Famous Investors

Famous Investors

The following article lists some of the most famous investors, based on their ability to generate returns. This list includes investors that have managed portfolios and created new methods of investing. Famous investors in this list include Carl Icahn, Benjamin Graham, and Warren Buffet.

Famous Investors Illustration - gold coins and money bag of trees

Carl Icahn

Known as a corporate raider, Carl Icahn made a fortune by buying large stakes in a company, obtaining control, and directing company strategy to benefit shareholders. Icahn believed that companies are often run by management that does not want to bring change and boards that do not hold management responsible. Icahn identifies such companies, brings change, and increases shareholder value.

Most common ways Icahn creates profit include:

  • Force companies to buy back stock at a premium.
  • Change management decisions to add value to shareholders, including breaking up companies, cutting costs, and taking on more debt.

While Icahn adds value to shareholders, he doesn’t always do the best for companies. In 1985, he purchased 20% of the shares of Trans World Airlines (TWA) and took the airline private. This moved made Icahn $469 million but put the airline $540 million in debt. He also sold TWA London routes to American Airlines. The routes were extremely profitable and valuable for TWA. When TWA filed for bankruptcy, the airline came up with a strategy called the Karabu ticket agreement which allowed Icahn to purchase flight tickets and sell them at a discount. This was disadvantageous for TWA, as they had to lower ticket costs to compete with the tickets Icahn was selling. This strategy cost TWA $100 million per year.

Benjamin Graham

Benjamin Graham was an investor, economist, and professor. Known as the father of value investing, he wrote two books that showcased his knowledge: “Security Analysis”, with David Dodd, and “The Intelligent Investor”.

Tips from Graham include:

  • Look at the intrinsic value, not market price
  • Look out for creative accounting
  • Don’t follow the herd or crowd

In value investing, the main rule is to look at the intrinsic value of the firm. If the intrinsic value is lower than the market value, an investor should hold the stock until a mean reversion. The mean reversion is where the market price and intrinsic prices converge. While talking about value investing, Graham describes the market price as “Mr. Market”, which goes through optimistic and pessimistic periods. When Mr. Market is optimistic, try to sell at a high price. But when he is pessimistic, buy at a low price. To avoid buying the stock or selling at the wrong time, always look at the intrinsic value.

Mr. Market is emotional and is always willing to buy or sell a stock at different prices. Due to this, the second tip Graham has is to avoid the herd or crowd. Since the market moves often, diligent investors will be able to buy and sell at good times if they do fundamental research.

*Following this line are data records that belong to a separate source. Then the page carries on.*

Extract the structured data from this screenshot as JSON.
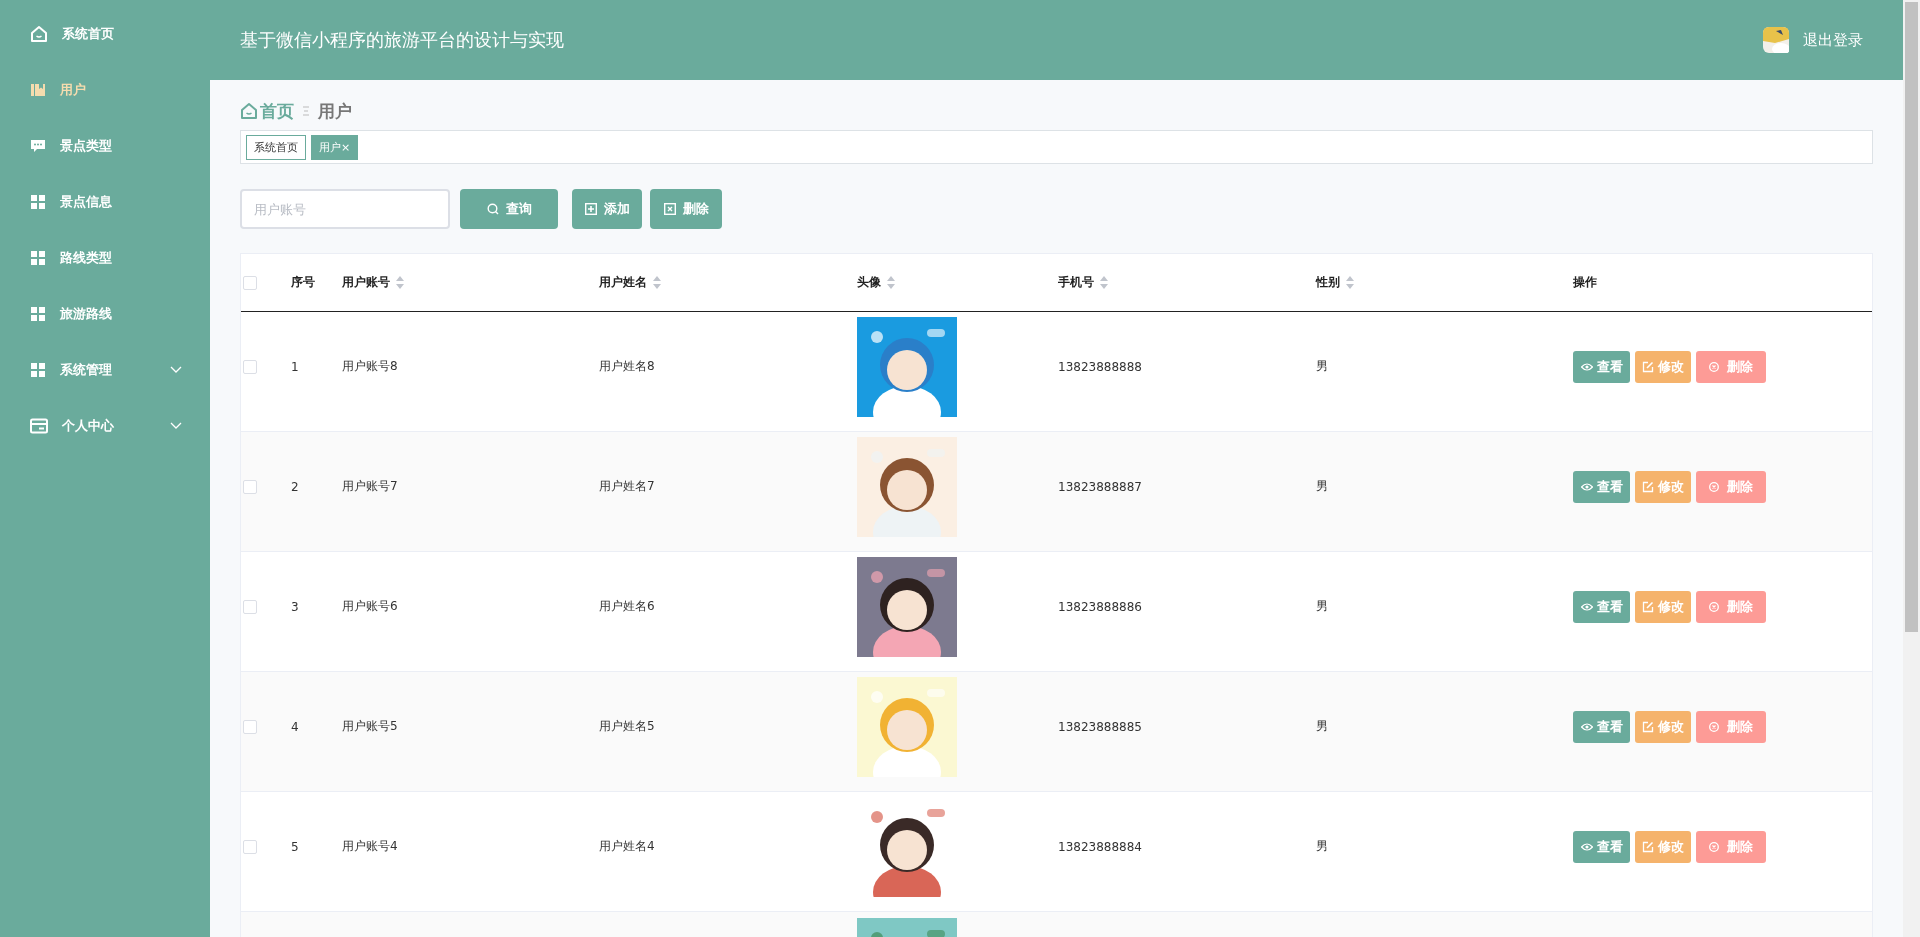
{
  "header": {
    "title": "基于微信小程序的旅游平台的设计与实现",
    "logout": "退出登录"
  },
  "sidebar": {
    "items": [
      {
        "label": "系统首页",
        "kind": "home",
        "selected": false,
        "expandable": false
      },
      {
        "label": "用户",
        "kind": "book",
        "selected": true,
        "expandable": false
      },
      {
        "label": "景点类型",
        "kind": "chat",
        "selected": false,
        "expandable": false
      },
      {
        "label": "景点信息",
        "kind": "grid",
        "selected": false,
        "expandable": false
      },
      {
        "label": "路线类型",
        "kind": "grid",
        "selected": false,
        "expandable": false
      },
      {
        "label": "旅游路线",
        "kind": "grid",
        "selected": false,
        "expandable": false
      },
      {
        "label": "系统管理",
        "kind": "grid",
        "selected": false,
        "expandable": true
      },
      {
        "label": "个人中心",
        "kind": "card",
        "selected": false,
        "expandable": true
      }
    ]
  },
  "breadcrumb": [
    {
      "label": "首页",
      "kind": "home"
    },
    {
      "label": "用户",
      "kind": "current"
    }
  ],
  "tabs": [
    {
      "label": "系统首页",
      "selected": false
    },
    {
      "label": "用户",
      "selected": true,
      "close": "×"
    }
  ],
  "search": {
    "placeholder": "用户账号"
  },
  "toolbar": [
    {
      "label": "查询",
      "kind": "search"
    },
    {
      "label": "添加",
      "kind": "add"
    },
    {
      "label": "删除",
      "kind": "delete"
    }
  ],
  "table": {
    "header_checkbox": {
      "checked": false
    },
    "columns": [
      {
        "label": "序号",
        "sortable": false
      },
      {
        "label": "用户账号",
        "sortable": true
      },
      {
        "label": "用户姓名",
        "sortable": true
      },
      {
        "label": "头像",
        "sortable": true
      },
      {
        "label": "手机号",
        "sortable": true
      },
      {
        "label": "性别",
        "sortable": true
      },
      {
        "label": "操作",
        "sortable": false
      }
    ],
    "rows": [
      {
        "checked": false,
        "index": "1",
        "account": "用户账号8",
        "name": "用户姓名8",
        "phone": "13823888888",
        "gender": "男",
        "actions": [
          {
            "label": "查看",
            "kind": "view"
          },
          {
            "label": "修改",
            "kind": "edit"
          },
          {
            "label": "删除",
            "kind": "delete"
          }
        ]
      },
      {
        "checked": false,
        "index": "2",
        "account": "用户账号7",
        "name": "用户姓名7",
        "phone": "13823888887",
        "gender": "男",
        "actions": [
          {
            "label": "查看",
            "kind": "view"
          },
          {
            "label": "修改",
            "kind": "edit"
          },
          {
            "label": "删除",
            "kind": "delete"
          }
        ]
      },
      {
        "checked": false,
        "index": "3",
        "account": "用户账号6",
        "name": "用户姓名6",
        "phone": "13823888886",
        "gender": "男",
        "actions": [
          {
            "label": "查看",
            "kind": "view"
          },
          {
            "label": "修改",
            "kind": "edit"
          },
          {
            "label": "删除",
            "kind": "delete"
          }
        ]
      },
      {
        "checked": false,
        "index": "4",
        "account": "用户账号5",
        "name": "用户姓名5",
        "phone": "13823888885",
        "gender": "男",
        "actions": [
          {
            "label": "查看",
            "kind": "view"
          },
          {
            "label": "修改",
            "kind": "edit"
          },
          {
            "label": "删除",
            "kind": "delete"
          }
        ]
      },
      {
        "checked": false,
        "index": "5",
        "account": "用户账号4",
        "name": "用户姓名4",
        "phone": "13823888884",
        "gender": "男",
        "actions": [
          {
            "label": "查看",
            "kind": "view"
          },
          {
            "label": "修改",
            "kind": "edit"
          },
          {
            "label": "删除",
            "kind": "delete"
          }
        ]
      }
    ]
  }
}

The last tip is to look out for creative accounting that makes a company appear better than it is. Some ratios that Graham believes are important include the debt to current asset ratio, current ratio, earnings per share, P/E, P/BV, and dividends.

Warren Buffett

Warren Buffett is perhaps the most famous investor in the world and has made a fortune through his investments. Buffet’s investment style is similar to Benjamin Graham, as he was a student of Graham’s. He focuses on long term value investing and his company, Berkshire Hathaway, has produced an annual return of 20.9% over 52 years.

Tips from Buffett includes:

  • Invest in yourself first
  • Only make investments that you understand
  • Don’t be a day trader

Firstly, Buffett states that the best investment a person can make is in their own abilities because “nobody can take away what you’ve got in yourself, and everybody has potential they haven’t used yet”. Since most people won’t be making the majority of their money from the market, it’s essential in developing skills to advance personal careers. Buffett himself invested in a course to improve his public speaking skills, which helped him sell stocks when he was very young.

The second tip is to invest only in companies that you can understand. In value investing, buying stocks of a company is like buying a piece of the company. Buffett suggests that before purchasing a stock, an investor should understand the main drivers of the business and how the business generates profit. If the business model of a company is too complicated or if an accurate prediction is needed to decide on whether the business is a good buy, an investor should look for another investment.

Buffett believes in the buy and hold policy. By constantly buying and selling stocks, investors are exposed to higher tax payments and trading commissions. In value investing, if an investor purchases an undervalued stock, the stock price will eventually increase. If the company is exceptional, then the stock value will increase exponentially as the investor holds onto the stock longer. Thus, there is no need for day trading.